April 2011 Survivor of the Month – Jenny Sheppard

jenny-sheppard

A Young Survivor

Jenny Sheppard’s Story

Jenny Sheppard is a lovely and vibrant woman with a big smile and a beaming, positive attitude which you can see first thing when you meet her. First diagnosed at age 37, she is one of the founders of the Savannah Affiliate of the Young Survival Coalition, a group that focuses on younger women who are diagnosed with breast cancer. She says that younger women may face different obstacles while fighting cancer, such as raising children, early menopause, maintaining their careers and  frequently, more aggressive disease. The group also is trying to promote awareness that younger women do get breast cancer as well.

She was first diagnosed in May of 2006, “I was getting mammograms annually due to a strong family history, and had just had a clear mammogram on March 29th.  Two weeks later, I found the lump in the shower.   I learned that unfortunately, mammograms are not very reliable for women under 40.” Jenny’s  OB/GYN sent her back to Telfair for a recheck, where they decided to do an ultrasound, followed by a biopsy and eventually a diagnosis of stage IIA estrogen positive breast cancer. She opted for a double mastectomy and reconstruction, then 6 rounds of chemo and 34 radiation treatments.   It was very challenging dealing with the treatments while working and raising two young girls who were 3 and 7 at the time, but we stayed positive and came out the other side as a stronger family.

Now, 4.5 years after her initial diagnosis, Jenny is facing breast cancer again.  She found a tiny spot under the skin near the site of the original tumor and biopsy in December 2010.  The biopsy revealed it was the same type of breast cancer as before and is considered a local recurrence and not metastatic disease. She’s being treated with radiation and chemo therapy (both oral and IV).  Jenny and her family remain optimistic and look forward to the day we can start counting the cancer free days again.

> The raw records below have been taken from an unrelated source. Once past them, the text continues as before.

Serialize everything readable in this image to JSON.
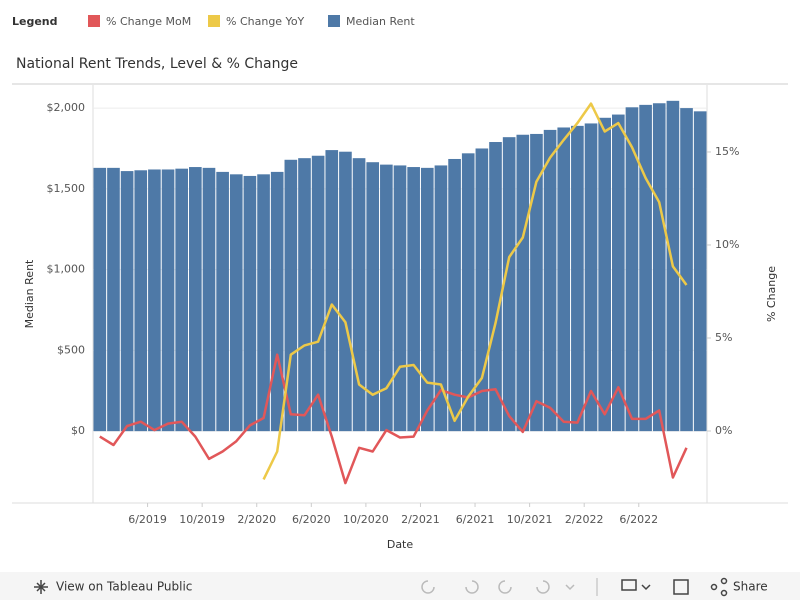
{
  "chart_data": {
    "type": "combo",
    "legend_title": "Legend",
    "title": "National Rent Trends, Level & % Change",
    "xlabel": "Date",
    "ylabel": "Median Rent",
    "y2label": "% Change",
    "x": [
      "2019-02",
      "2019-03",
      "2019-04",
      "2019-05",
      "2019-06",
      "2019-07",
      "2019-08",
      "2019-09",
      "2019-10",
      "2019-11",
      "2019-12",
      "2020-01",
      "2020-02",
      "2020-03",
      "2020-04",
      "2020-05",
      "2020-06",
      "2020-07",
      "2020-08",
      "2020-09",
      "2020-10",
      "2020-11",
      "2020-12",
      "2021-01",
      "2021-02",
      "2021-03",
      "2021-04",
      "2021-05",
      "2021-06",
      "2021-07",
      "2021-08",
      "2021-09",
      "2021-10",
      "2021-11",
      "2021-12",
      "2022-01",
      "2022-02",
      "2022-03",
      "2022-04",
      "2022-05",
      "2022-06",
      "2022-07",
      "2022-08",
      "2022-09",
      "2022-10"
    ],
    "xticks": [
      {
        "value": "2019-06",
        "label": "6/2019"
      },
      {
        "value": "2019-10",
        "label": "10/2019"
      },
      {
        "value": "2020-02",
        "label": "2/2020"
      },
      {
        "value": "2020-06",
        "label": "6/2020"
      },
      {
        "value": "2020-10",
        "label": "10/2020"
      },
      {
        "value": "2021-02",
        "label": "2/2021"
      },
      {
        "value": "2021-06",
        "label": "6/2021"
      },
      {
        "value": "2021-10",
        "label": "10/2021"
      },
      {
        "value": "2022-02",
        "label": "2/2022"
      },
      {
        "value": "2022-06",
        "label": "6/2022"
      }
    ],
    "series": [
      {
        "name": "% Change MoM",
        "type": "line",
        "axis": "y2",
        "color": "#e15759",
        "values": [
          -0.3,
          -0.75,
          0.27,
          0.5,
          0.05,
          0.4,
          0.5,
          -0.3,
          -1.5,
          -1.1,
          -0.55,
          0.3,
          0.7,
          4.1,
          0.9,
          0.85,
          1.95,
          -0.3,
          -2.8,
          -0.9,
          -1.1,
          0.05,
          -0.35,
          -0.3,
          1.1,
          2.2,
          1.95,
          1.8,
          2.15,
          2.25,
          0.8,
          -0.05,
          1.6,
          1.25,
          0.5,
          0.45,
          2.15,
          0.9,
          2.35,
          0.65,
          0.65,
          1.1,
          -2.5,
          -0.9,
          null
        ]
      },
      {
        "name": "% Change YoY",
        "type": "line",
        "axis": "y2",
        "color": "#edc948",
        "values": [
          null,
          null,
          null,
          null,
          null,
          null,
          null,
          null,
          null,
          null,
          null,
          null,
          -2.6,
          -1.1,
          4.1,
          4.6,
          4.8,
          6.8,
          5.85,
          2.5,
          1.95,
          2.3,
          3.45,
          3.55,
          2.6,
          2.5,
          0.55,
          1.85,
          2.85,
          5.8,
          9.35,
          10.4,
          13.4,
          14.7,
          15.65,
          16.55,
          17.6,
          16.1,
          16.55,
          15.25,
          13.6,
          12.3,
          8.85,
          7.85,
          null
        ]
      },
      {
        "name": "Median Rent",
        "type": "bar",
        "color": "#4e79a7",
        "values": [
          1630,
          1630,
          1610,
          1615,
          1620,
          1620,
          1625,
          1635,
          1630,
          1605,
          1590,
          1580,
          1590,
          1605,
          1680,
          1690,
          1705,
          1740,
          1730,
          1690,
          1665,
          1650,
          1645,
          1635,
          1630,
          1645,
          1685,
          1720,
          1750,
          1790,
          1820,
          1835,
          1840,
          1865,
          1880,
          1890,
          1905,
          1940,
          1960,
          2005,
          2020,
          2030,
          2045,
          2000,
          1980
        ]
      }
    ],
    "ylim": [
      -445,
      2143
    ],
    "yticks": [
      {
        "value": 0,
        "label": "$0"
      },
      {
        "value": 500,
        "label": "$500"
      },
      {
        "value": 1000,
        "label": "$1,000"
      },
      {
        "value": 1500,
        "label": "$1,500"
      },
      {
        "value": 2000,
        "label": "$2,000"
      }
    ],
    "y2lim": [
      -3.87,
      18.6
    ],
    "y2ticks": [
      {
        "value": 0,
        "label": "0%"
      },
      {
        "value": 5,
        "label": "5%"
      },
      {
        "value": 10,
        "label": "10%"
      },
      {
        "value": 15,
        "label": "15%"
      }
    ],
    "grid": true
  },
  "toolbar": {
    "view_link": "View on Tableau Public",
    "share": "Share"
  }
}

When asked about how the Susan G. Komen Coastal Savannah Affiliate has helped her through her cancer journey, she has nothing but kind words to say: “The Komen website provided a great deal of information when I was initially diagnosed.  As Lance Armstrong says, knowledge is power and I devoured every bit of information I could find to better educate myself about my personal disease.  The local affiliate has also played a role in my journey as I have met so many wonderful and supportive people and they have been very helpful in launching the Young Survival  Coalition here as a important part of our local breast cancer community.  I ran my first Race for the Cure in Charleston in 2007 and found it to be a wonderful event and it served as a physical challenge for me to prove to myself that I am healthy and strong.  When we got our own race in Savannah in 2009, the YSC group participated in large numbers, giving us the opportunity to show our strength as a team and individually.  I have been able to improve my running time each year, finishing in the top 20 survivors in 2009.  This year I am just hoping to be able to walk the race, if the side effects of the oral chemo will allow me to go that far on my feet.  If not, I will stand (or sit) proudly and cheer on my fellow survivors and friends. ”

Jenny is a great advocate for breast cancer awareness because she believes everyone needs to look out for their own health and encourages people to do so. Especially with starting the Young Survival Coalition here in Savannah, she is helping to bring awareness to younger people who might not think they could be affected. She believes if you are diagnosed to educate yourself as much as possible about the disease and become and active participant in your treatment. She says, “It is also extremely  important that you find the support that you need to get through it – whether it is on line, through a support group, your church, or friends and family – don’t do it alone.  Also, for survivors and for caregivers, be aware that the period immediately following treatment is often the scariest.  When you stop actively fighting cancer and you realize in retrospect what you have just been through, it can be extremely difficult emotionally.  Know that it is completely normal and that the journey does not end when treatment ends. ”

Young women CAN and DO get breast cancer and there is no effective screening tool for young women.  We must be familiar with what is normal for our own breasts and notice when something changes.  Also, living a healthy and natural lifestyle are important parts of reducing your risk.